Grapes are probably the only thing grown to be small at Hudson Ranch. Giant pumpkins, gourds taller than a man…perhaps it’s his Texas roots, but Lee Hudson grows vegetables with an eye toward size. Since small, concentrated grapes are preferred for quality wine, it’s probably for the best that–when turning to viticulture–he keeps that distinction in mind.
“Distinction” is the right word, as Hudson’s grapes go into many top wines, with quite a few of those bottled as single-vineyard designates. Not that many, though: “Only thirteen use the name,” says Hudson, of the twenty-seven producers to whom he sells fruit. For those thirteen, reputation and relationship are important, as is what portion of the vineyard they’re sourcing from. “Vineyard designation has to be driven by terroir. I have to have confidence in the site. It’s got a southwest exposure if it’s got “Hudson” on it.”
Hudson began planting the ranch, which lies on the Napa side of Carneros, in 1981. Today, there are almost two hundred acres of vineyards, along with a variety of other fruits and vegetables, as well as pigs, lamb, and some poultry; much of it is sold through a CSA (Community Supported Agriculture alliance). The balance between horticulture and viticulture reflects Hudson’s roots; he studied the former first before working in Burgundy, then entering graduate studies in grape growing at UC Davis.
Soils are mixed, with sections of loam, sandstone, and volcanic terrain; that diversity led Hudson to plant seventeen different grape varieties.
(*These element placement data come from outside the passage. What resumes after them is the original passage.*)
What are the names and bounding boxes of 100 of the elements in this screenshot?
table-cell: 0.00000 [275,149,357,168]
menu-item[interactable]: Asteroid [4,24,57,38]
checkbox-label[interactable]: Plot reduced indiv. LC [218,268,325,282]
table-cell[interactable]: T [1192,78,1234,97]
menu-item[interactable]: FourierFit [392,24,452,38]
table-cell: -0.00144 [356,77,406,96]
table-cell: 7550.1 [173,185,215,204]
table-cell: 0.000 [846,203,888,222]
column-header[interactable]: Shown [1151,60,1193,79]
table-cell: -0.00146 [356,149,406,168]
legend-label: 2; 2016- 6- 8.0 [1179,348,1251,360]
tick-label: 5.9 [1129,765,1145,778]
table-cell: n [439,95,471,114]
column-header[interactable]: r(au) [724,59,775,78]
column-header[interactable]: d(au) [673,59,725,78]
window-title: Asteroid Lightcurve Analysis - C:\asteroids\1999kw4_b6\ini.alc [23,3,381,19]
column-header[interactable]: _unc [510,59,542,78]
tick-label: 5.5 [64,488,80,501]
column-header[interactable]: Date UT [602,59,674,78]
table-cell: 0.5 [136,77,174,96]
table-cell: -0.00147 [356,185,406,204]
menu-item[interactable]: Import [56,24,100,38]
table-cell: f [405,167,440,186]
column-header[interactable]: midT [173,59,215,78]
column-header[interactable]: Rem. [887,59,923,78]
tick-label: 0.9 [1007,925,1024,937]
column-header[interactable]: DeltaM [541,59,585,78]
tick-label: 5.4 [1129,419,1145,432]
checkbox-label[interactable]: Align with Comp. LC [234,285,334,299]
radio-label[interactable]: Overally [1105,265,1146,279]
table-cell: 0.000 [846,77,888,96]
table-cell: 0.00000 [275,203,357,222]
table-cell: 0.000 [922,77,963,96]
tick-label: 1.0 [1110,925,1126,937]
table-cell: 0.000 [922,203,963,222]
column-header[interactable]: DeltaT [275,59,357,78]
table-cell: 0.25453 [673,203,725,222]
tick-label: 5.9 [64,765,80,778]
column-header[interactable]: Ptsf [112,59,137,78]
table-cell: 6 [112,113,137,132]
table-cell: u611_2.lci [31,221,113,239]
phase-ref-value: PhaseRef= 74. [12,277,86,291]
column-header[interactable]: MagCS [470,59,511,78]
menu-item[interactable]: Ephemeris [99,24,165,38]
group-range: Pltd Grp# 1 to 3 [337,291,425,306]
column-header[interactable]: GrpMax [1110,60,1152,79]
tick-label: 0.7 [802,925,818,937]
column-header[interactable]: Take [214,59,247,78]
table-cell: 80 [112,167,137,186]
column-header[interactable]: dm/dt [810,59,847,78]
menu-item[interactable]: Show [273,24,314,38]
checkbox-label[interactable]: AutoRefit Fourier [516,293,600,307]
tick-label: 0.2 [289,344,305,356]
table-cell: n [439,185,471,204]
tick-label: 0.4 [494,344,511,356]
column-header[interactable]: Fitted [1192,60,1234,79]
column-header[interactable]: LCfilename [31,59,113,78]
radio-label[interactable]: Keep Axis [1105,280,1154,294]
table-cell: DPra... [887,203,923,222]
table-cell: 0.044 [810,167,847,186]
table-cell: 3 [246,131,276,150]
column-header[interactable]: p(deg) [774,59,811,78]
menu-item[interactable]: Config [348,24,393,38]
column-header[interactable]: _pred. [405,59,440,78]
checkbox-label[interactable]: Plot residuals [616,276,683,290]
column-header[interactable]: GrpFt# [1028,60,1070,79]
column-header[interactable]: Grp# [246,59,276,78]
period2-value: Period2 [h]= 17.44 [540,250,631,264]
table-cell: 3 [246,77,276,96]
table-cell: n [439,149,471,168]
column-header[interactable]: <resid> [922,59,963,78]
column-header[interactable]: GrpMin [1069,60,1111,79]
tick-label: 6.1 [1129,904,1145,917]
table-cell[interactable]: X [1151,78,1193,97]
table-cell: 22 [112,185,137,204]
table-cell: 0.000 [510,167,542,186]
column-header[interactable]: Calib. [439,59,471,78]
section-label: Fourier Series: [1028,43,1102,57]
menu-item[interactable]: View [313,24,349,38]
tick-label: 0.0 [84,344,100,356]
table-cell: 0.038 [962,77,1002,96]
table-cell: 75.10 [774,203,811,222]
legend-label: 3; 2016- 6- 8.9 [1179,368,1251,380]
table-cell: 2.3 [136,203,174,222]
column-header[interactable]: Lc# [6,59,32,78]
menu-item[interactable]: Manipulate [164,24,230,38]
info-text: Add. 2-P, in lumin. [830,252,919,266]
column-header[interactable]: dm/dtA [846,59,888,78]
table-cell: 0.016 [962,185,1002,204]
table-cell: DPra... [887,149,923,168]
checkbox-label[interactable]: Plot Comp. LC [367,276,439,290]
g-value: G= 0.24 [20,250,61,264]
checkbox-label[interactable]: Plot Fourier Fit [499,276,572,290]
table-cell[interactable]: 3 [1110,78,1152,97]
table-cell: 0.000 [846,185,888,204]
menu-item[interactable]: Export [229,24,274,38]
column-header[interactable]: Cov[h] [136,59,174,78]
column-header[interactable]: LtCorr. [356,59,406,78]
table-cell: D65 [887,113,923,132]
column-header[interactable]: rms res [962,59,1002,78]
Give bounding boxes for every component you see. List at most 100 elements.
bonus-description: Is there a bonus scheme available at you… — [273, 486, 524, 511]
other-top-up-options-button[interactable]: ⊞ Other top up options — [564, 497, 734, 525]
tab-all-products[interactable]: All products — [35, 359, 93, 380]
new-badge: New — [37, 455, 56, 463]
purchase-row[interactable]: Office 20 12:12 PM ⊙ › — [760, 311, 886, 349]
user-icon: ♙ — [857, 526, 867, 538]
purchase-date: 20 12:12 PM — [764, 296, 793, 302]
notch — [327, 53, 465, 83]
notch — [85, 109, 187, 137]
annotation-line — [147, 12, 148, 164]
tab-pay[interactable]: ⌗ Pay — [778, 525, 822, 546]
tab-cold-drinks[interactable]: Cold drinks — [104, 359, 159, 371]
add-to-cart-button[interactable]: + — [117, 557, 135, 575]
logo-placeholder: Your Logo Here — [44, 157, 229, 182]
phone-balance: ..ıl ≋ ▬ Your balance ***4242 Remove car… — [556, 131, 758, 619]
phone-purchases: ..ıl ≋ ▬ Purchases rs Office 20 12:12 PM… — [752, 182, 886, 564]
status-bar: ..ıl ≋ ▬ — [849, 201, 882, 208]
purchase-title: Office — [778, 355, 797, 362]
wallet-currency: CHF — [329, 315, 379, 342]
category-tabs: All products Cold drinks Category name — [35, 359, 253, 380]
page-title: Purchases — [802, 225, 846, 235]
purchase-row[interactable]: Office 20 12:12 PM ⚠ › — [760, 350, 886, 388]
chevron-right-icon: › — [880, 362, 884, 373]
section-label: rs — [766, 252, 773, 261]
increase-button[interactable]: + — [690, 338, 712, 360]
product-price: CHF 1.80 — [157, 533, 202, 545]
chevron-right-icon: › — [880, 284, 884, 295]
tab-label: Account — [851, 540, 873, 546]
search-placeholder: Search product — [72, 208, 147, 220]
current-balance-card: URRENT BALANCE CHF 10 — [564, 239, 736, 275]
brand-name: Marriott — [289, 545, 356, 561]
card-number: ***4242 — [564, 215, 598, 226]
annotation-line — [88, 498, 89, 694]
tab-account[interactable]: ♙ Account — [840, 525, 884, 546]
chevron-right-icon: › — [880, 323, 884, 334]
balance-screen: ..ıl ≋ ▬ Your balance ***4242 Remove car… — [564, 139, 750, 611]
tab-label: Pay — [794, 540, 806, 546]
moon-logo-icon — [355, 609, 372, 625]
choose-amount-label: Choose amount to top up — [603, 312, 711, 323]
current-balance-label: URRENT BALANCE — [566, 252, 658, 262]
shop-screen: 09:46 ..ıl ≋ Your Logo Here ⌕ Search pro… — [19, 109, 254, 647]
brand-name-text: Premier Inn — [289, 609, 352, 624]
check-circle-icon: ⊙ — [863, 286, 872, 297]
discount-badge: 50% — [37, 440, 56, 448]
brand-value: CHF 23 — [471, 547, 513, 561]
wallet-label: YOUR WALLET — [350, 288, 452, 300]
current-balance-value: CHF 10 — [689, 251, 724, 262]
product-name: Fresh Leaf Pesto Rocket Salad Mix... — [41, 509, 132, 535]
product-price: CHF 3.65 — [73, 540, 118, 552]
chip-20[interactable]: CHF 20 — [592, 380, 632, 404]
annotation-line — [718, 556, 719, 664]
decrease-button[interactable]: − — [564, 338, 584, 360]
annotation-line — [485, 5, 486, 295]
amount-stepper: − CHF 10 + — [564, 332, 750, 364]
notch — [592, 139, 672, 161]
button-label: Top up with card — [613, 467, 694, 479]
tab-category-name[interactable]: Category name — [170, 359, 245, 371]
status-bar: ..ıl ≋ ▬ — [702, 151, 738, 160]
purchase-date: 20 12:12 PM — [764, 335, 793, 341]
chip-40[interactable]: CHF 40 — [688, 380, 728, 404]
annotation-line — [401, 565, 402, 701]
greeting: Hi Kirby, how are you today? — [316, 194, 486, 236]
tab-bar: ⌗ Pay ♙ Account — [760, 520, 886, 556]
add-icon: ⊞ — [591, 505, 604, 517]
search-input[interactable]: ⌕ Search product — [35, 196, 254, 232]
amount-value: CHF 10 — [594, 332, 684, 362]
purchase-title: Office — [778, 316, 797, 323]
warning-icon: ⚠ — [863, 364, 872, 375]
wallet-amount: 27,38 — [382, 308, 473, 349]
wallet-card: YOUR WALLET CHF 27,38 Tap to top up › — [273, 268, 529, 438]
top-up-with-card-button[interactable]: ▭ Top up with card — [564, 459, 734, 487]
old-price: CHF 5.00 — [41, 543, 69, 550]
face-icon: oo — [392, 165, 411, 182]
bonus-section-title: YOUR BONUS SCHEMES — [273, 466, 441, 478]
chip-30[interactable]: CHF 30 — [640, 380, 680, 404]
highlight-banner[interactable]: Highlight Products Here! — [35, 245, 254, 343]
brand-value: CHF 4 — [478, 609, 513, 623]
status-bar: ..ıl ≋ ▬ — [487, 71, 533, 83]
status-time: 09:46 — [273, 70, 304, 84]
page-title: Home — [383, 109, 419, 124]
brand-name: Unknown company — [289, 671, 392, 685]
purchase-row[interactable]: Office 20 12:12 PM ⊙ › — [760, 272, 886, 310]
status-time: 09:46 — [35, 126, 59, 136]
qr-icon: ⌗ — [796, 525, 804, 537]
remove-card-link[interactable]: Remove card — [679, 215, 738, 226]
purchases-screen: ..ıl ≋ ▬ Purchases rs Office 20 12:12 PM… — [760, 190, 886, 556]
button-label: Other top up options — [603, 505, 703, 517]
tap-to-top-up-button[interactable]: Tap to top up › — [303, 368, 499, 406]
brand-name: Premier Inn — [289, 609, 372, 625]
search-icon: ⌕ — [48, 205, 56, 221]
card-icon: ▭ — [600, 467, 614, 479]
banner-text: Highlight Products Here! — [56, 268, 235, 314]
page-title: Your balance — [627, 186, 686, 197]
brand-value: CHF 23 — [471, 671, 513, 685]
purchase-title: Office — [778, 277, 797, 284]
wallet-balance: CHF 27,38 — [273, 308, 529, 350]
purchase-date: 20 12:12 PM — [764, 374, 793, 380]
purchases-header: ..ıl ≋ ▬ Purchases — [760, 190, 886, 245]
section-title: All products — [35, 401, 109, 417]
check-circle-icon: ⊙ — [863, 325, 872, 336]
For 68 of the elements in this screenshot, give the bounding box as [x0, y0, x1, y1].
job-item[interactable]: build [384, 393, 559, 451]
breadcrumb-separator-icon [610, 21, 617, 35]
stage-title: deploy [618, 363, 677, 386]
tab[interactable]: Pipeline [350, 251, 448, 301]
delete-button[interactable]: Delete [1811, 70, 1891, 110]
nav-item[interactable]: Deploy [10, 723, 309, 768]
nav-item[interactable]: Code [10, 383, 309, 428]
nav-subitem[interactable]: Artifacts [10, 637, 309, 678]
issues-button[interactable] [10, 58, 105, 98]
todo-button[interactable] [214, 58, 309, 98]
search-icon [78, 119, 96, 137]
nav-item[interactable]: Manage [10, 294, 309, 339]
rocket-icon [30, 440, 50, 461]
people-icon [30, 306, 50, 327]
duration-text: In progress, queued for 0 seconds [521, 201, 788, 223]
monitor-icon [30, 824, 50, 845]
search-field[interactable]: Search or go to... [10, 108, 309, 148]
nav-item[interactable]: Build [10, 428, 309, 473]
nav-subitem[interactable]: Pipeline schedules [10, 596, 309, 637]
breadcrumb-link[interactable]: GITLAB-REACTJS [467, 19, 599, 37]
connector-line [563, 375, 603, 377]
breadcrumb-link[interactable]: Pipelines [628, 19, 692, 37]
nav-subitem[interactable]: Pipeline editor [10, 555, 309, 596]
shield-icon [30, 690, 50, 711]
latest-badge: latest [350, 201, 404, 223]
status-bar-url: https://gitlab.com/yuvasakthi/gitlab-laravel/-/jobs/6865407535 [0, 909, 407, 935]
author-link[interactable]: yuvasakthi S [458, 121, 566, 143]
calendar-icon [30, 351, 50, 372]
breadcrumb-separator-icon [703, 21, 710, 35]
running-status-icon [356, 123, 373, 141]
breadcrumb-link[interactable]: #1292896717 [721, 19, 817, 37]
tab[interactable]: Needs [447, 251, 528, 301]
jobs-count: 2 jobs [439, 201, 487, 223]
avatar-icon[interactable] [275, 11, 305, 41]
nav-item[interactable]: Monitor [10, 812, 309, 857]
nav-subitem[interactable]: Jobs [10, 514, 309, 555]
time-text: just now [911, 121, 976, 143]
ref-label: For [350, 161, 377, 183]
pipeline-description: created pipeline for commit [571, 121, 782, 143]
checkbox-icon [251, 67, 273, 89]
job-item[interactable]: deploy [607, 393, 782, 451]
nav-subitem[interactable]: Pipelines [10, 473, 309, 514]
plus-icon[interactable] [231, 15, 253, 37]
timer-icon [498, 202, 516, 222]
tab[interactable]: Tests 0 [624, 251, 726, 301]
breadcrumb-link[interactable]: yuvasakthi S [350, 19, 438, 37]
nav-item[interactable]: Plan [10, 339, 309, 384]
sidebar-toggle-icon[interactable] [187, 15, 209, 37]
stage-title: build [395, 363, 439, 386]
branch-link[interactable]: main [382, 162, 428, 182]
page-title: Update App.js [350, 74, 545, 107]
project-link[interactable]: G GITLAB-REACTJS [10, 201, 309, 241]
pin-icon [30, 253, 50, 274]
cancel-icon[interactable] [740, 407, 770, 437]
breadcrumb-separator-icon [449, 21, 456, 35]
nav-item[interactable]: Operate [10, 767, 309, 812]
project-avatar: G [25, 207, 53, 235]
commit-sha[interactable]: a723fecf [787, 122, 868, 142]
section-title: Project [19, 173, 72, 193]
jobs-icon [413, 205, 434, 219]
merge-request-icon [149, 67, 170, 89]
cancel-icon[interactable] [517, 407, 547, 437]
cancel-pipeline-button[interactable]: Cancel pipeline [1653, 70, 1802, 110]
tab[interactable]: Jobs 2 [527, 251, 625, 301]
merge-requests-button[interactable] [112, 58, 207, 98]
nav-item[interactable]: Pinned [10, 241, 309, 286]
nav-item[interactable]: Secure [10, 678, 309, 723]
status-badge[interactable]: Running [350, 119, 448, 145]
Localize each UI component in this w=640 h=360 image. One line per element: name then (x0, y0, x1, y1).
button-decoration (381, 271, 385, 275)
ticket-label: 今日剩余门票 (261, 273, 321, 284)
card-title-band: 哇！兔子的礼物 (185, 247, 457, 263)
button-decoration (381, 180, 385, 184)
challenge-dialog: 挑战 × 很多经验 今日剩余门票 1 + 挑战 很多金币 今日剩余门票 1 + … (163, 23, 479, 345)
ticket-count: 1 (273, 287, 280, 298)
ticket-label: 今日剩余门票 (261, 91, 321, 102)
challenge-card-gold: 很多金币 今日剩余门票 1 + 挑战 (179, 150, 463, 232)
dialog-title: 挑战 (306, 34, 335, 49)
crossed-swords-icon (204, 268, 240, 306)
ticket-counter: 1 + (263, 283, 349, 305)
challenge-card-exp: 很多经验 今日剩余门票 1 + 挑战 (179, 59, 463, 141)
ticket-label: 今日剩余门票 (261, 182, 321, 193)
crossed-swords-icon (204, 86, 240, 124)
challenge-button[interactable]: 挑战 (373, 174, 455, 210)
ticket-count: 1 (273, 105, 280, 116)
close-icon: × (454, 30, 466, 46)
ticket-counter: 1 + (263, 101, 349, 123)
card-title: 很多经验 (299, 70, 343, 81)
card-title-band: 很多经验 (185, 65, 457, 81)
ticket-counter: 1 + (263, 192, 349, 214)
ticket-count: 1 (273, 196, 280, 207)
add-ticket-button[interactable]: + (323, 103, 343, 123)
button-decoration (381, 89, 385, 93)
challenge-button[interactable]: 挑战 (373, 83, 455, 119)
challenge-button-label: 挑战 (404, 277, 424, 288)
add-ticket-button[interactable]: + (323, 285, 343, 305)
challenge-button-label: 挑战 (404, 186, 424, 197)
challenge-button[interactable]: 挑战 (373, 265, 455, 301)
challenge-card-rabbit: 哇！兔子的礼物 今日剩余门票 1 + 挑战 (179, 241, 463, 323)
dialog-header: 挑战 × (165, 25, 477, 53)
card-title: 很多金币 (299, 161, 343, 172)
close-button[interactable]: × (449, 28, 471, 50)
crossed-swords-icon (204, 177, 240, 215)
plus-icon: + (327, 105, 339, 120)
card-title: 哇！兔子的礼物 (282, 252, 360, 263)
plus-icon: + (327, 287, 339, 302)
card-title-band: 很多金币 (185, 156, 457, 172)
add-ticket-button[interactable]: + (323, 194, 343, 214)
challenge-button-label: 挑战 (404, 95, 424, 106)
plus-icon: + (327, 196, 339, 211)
Matching clone to soil was a large part of the work. For example, he has favored the Schott-Wente clone for many blocks of Chardonnay, noting that it isn’t prone to the tropical character common to some Californian Chardonnay. He’s careful to avoid under-cropping, as he says it leads to fruit ripening too quickly, but at the same time looks for ripeness: “We harvest gold fruit, not emerald fruit.”
John Kongsgaard was Hudson’s first customer, back when he was the winemaker at Newton Vineyards; he still sources Syrah and Chardonnay from the vineyard, and consults for Hudson on the ranch’s eponymous wines. These constitute only 5% of production after 10-20% of the barrels are declassified and sold off. Chardonnay and Syrah are the focus, followed by the Pickup Sticks, a Grenache-based blend. While Carneros is known for Pinot Noir, most of those vineyards are south of Route 121 and closer to San Pablo Bay; Hudson has enough to make only six cases of Pinot.
Hudson’s customers are a “Who’s Who” of California winemaking. Kistler has sourced Chardonnay from him since 1994, and Patz & Hall has been buying from the vineyard for ten years, sourcing from a four-acre block on loamy soils and two clones, Dijon 95 and Wente. However, not all of Hudson’s customers are so “Establishment.” Bedrock, founded by Morgan Twain-Peterson (son of Joel Peterson of Ravenswood) sources Syrah there.
It’s hard to put a stylistic stamp on wines made from Hudson Vineyard fruit, which stands as a testament to the diversity of soils while also reflecting the various winemakers involved. There is nonetheless a certain thread of continuity perceptible, at least within individual varieties. For example, the prototypical Hudson Vineyard Chardonnay, whether vinified by Hudson (where John Kongsgaard oversees the winemaking) Kistler, Failla, or elsewhere, shows hazelnut and almond notes, along with an oyster shell minerality that’s somewhat surprising in wines of this ripe character. The Syrahs–from Bedrock, Hudson and Failla–show dark fruit and gamey notes with some floral accents; some may lean toward spice or smoke. The blends, like Arietta’s Variation One (Merlot and Syrah) or Block H (Merlot and Cabernet Franc), are more varied, though dark fruit and chocolate notes are common.
What they (and the varietal wines) all share is a generosity and energy supported by a firm but not insistent structure; what muscle there is to the wines rarely comes across as power, but as a center of gravity that keeps the wines grounded–immediately enjoyable but not flighty, serious but not somber. Well-treated Hudson fruit holds the palate’s attention, and Lee Hudson values the work that goes into his vineyard too highly to let it be mistreated.